Bataan Peninsula State University, a state-owned institution, has its two biggest campuses located in the city: the main campus in the capitol compound, and a satellite campus located in downtown area.

Tomas del Rosario College is one of the oldest private educational institutions in the city. It is located in the Capitol Drive in Barangay San Jose. The other private colleges in the city include Asia Pacific College of Advanced Studies, Eastwoods Professional College of Science and Technology (formerly SOFTNET College of Science and Technology), Bataan Heroes Memorial College, Microcity Computer College and St. Joseph's College.

Other higher educational institutions in the city of Balanga include: AMA Computer Learning Center, Philippine Women's University-CDCEC Bataan, Bataan Maritime Institute, and Proclesia International Incorporated.

==Notable personalities==

- Albert Garcia - 24th Governor of Bataan, current representative of Bataan's Second District, and former Mayor of Balanga.
- Cesar Banzon Bautista - was the 13th Ambassador of the Republic of the Philippines to the United Kingdom and was the Secretary of Trade and Industry from 1996 to 1998.
- Chito Jaime - Filipino professional basketball player who plays for the Muntinlupa Cagers of the Maharlika Pilipinas Basketball League and the Philippine Basketball Association.
- Elisse Joson - Filipina actress, endorser, model and businesswoman
- Janine Tugonon - Miss Universe 2012 1st runner-up
- Jose Enrique S. Garcia III - 25th Governor of Bataan, former representative of Bataan's Second District, and former Mayor of Balanga.
- Jose Acuzar - also known as "Jerry" Acuzar, is a prominent real estate businessman. He founded and owns New San Jose Builders, Inc, Manuel L. Quezon University in Quezon City, and the renowned heritage resort Las Casas Filipinas de Acuzar. On July 29, 2022, newly elected President Bongbong Marcos appointed him as Secretary of Housing Settlements and Urban Development.
- Jose Isidro Camacho - economist who served as the Philippines' Secretary of Energy and later on as Secretary of Finance under President Gloria Macapagal Arroyo. He is also a member of the Group of Experts of the ASEAN Capital Markets Forum, Singapore's Securities Industry Council, and the International Advisory Panel of the Securities Commission of Malaysia.
- Julian Banzon - Filipino biochemist and National Scientist of the Philippines.
- Leonila dela Fuente Dans - is a medical researcher and consultant. Her book, "Painless Evidence-Based Medicine", which she co-wrote with husband Dr. Antonio L. Dans and Dr. Maria Asuncion A. Silvestre, is a bestseller among rheumatologists.

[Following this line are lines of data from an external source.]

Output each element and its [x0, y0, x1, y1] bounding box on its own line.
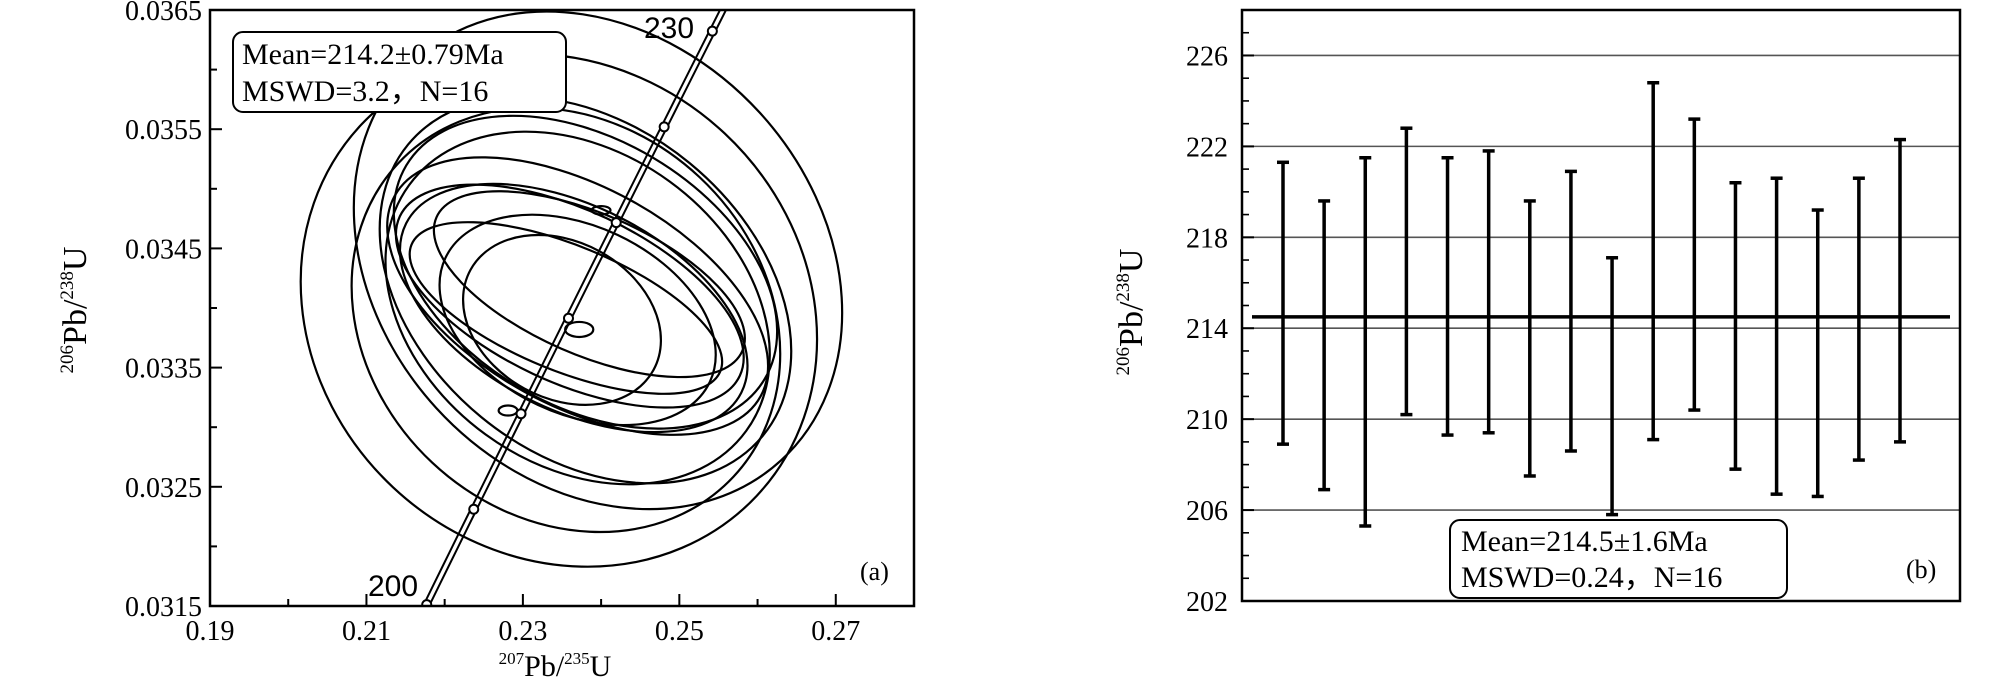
weighted-mean-panel: 202 206 210 214 218 222 226 Mean=214.5±1.6Ma M…	[1113, 8, 1962, 618]
y-label-base-a: Pb/	[1113, 301, 1150, 347]
x-tick-label: 0.23	[498, 616, 547, 647]
y-tick-label: 0.0355	[125, 115, 202, 146]
y-label-base-b: U	[57, 247, 94, 272]
x-tick-label: 0.27	[811, 616, 860, 647]
y-axis-ticks: 0.0315 0.0325 0.0335 0.0345 0.0355 0.0365	[125, 0, 222, 623]
weighted-mean-panel-label: (b)	[1906, 555, 1936, 584]
concordia-panel: 0.0315 0.0325 0.0335 0.0345 0.0355 0.0365 0.1…	[57, 0, 916, 680]
y-tick-label: 218	[1186, 223, 1228, 254]
x-label-base-b: U	[590, 650, 612, 680]
concordia-stats-box	[232, 31, 567, 113]
error-ellipse	[299, 52, 819, 568]
weighted-mean-text: Mean=214.5±1.6Ma	[1461, 525, 1708, 558]
y-label-sup-b: 238	[1113, 273, 1134, 302]
y-tick-label: 206	[1186, 496, 1228, 527]
x-label-sup-b: 235	[564, 649, 590, 668]
y-tick-label: 210	[1186, 405, 1228, 436]
x-axis-ticks: 0.19 0.21 0.23 0.25 0.27	[186, 594, 860, 647]
error-ellipse	[392, 114, 779, 430]
y-tick-label: 0.0325	[125, 473, 202, 504]
y-tick-label: 214	[1186, 314, 1228, 345]
concordia-age-marker	[610, 217, 622, 229]
age-error-bars	[1277, 80, 1906, 528]
x-tick-label: 0.21	[342, 616, 391, 647]
y-tick-label: 0.0315	[125, 592, 202, 623]
y-label-sup-b: 238	[57, 271, 78, 300]
concordia-x-axis-label: 207Pb/235U	[499, 649, 612, 680]
error-ellipse	[590, 204, 612, 216]
concordia-age-marker	[658, 121, 670, 133]
y-tick-label: 202	[1186, 587, 1228, 618]
x-tick-label: 0.19	[186, 616, 235, 647]
y-tick-label: 0.0365	[125, 0, 202, 27]
weighted-mean-stats-box	[1449, 519, 1788, 599]
error-ellipse	[394, 183, 745, 409]
weighted-mswd-text: MSWD=0.24，N=16	[1461, 561, 1722, 594]
concordia-age-marker	[421, 599, 433, 606]
error-ellipse	[350, 106, 782, 534]
concordia-end-label: 230	[644, 12, 694, 45]
x-label-base-a: Pb/	[524, 650, 565, 680]
y-tick-label: 0.0335	[125, 354, 202, 385]
weighted-mean-y-axis-label: 206Pb/238U	[1113, 249, 1150, 376]
x-label-sup-a: 207	[499, 649, 525, 668]
y-label-sup-a: 206	[57, 345, 78, 374]
concordia-curve	[421, 10, 728, 606]
concordia-start-label: 200	[368, 570, 418, 603]
y-tick-label: 226	[1186, 41, 1228, 72]
y-axis-ticks: 202 206 210 214 218 222 226	[1186, 9, 1254, 618]
y-tick-label: 0.0345	[125, 234, 202, 265]
concordia-age-marker	[706, 25, 718, 37]
concordia-mswd-text: MSWD=3.2，N=16	[242, 75, 488, 108]
concordia-panel-label: (a)	[860, 557, 889, 586]
error-ellipse	[384, 130, 771, 486]
concordia-y-axis-label: 206Pb/238U	[57, 247, 94, 374]
error-ellipse	[378, 95, 793, 485]
concordia-age-marker	[468, 503, 480, 515]
concordia-age-marker	[515, 408, 527, 420]
error-ellipse	[438, 213, 717, 427]
concordia-mean-text: Mean=214.2±0.79Ma	[242, 38, 504, 71]
y-label-base-b: U	[1113, 249, 1150, 274]
gridlines	[1242, 54, 1960, 511]
y-label-base-a: Pb/	[57, 299, 94, 345]
concordia-age-marker	[562, 312, 574, 324]
error-ellipse	[497, 404, 519, 417]
weighted-mean-plot-frame	[1240, 8, 1962, 603]
y-tick-label: 222	[1186, 132, 1228, 163]
y-label-sup-a: 206	[1113, 347, 1134, 376]
x-tick-label: 0.25	[655, 616, 704, 647]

Her researches include “Randomized Controlled Trial and Cost Benefit Analysis-Zinc Implementation for Acute Diarrhea” for children less than five years old, and the “Utilization of Clinical Practice Guidelines in the Philippines.”
- Luz Magsaysay - wife of Philippine President Ramon Magsaysay and the seventh First Lady of the Philippines.
- Miguel Cuaderno Sr. - was the 17th Finance Secretary of the Philippines under Manuel Roxas and the first Governor of the Central Bank of the Philippines from 1949 to 1960. He was also a constitutionalist being one of the “Seven Wise Men” who drafted the 1935 Philippine Constitution.
- Norberto Gonzales - was the Secretary of National Defense (July 2, 2007 – August 7, 2007), and National Security Advisor (February 2005 – July 2, 2007)
- Orlando Banzon Vea - commonly known as Doy Vea in the tech sector, co-founded Smart Communications along with David Fernando in 1991. He has since moved to several positions, including chief executive officer, President and Director of PLDT Communications and Energy Ventures as well as CEO, President and Director of DigiTel (Sun Cellular).
- Oscar V. Cruz - Fourth Archbishop of Roman Catholic Archdiocese of Lingayen-Dagupan (July 15, 1991 – November 4, 2009)
- Oscar Joson - was the youngest Filipino to receive the US Congressional Gold Medal for bravery and sacrifice of own life. He was a 14-year old Boy Scout who died in Balanga during the early days of World War II.
- Pedro Tuason - was the Solicitor General of the Philippines (1921), he also served as Justice Secretary during the administration of President Ramon Magsaysay.
- Romi Garduce - first Filipino to climb the Seven Summits.
- Teodoro Bacani Jr. - First Bishop of the Roman Catholic Diocese of Novaliches (January 16 – November 25, 2003).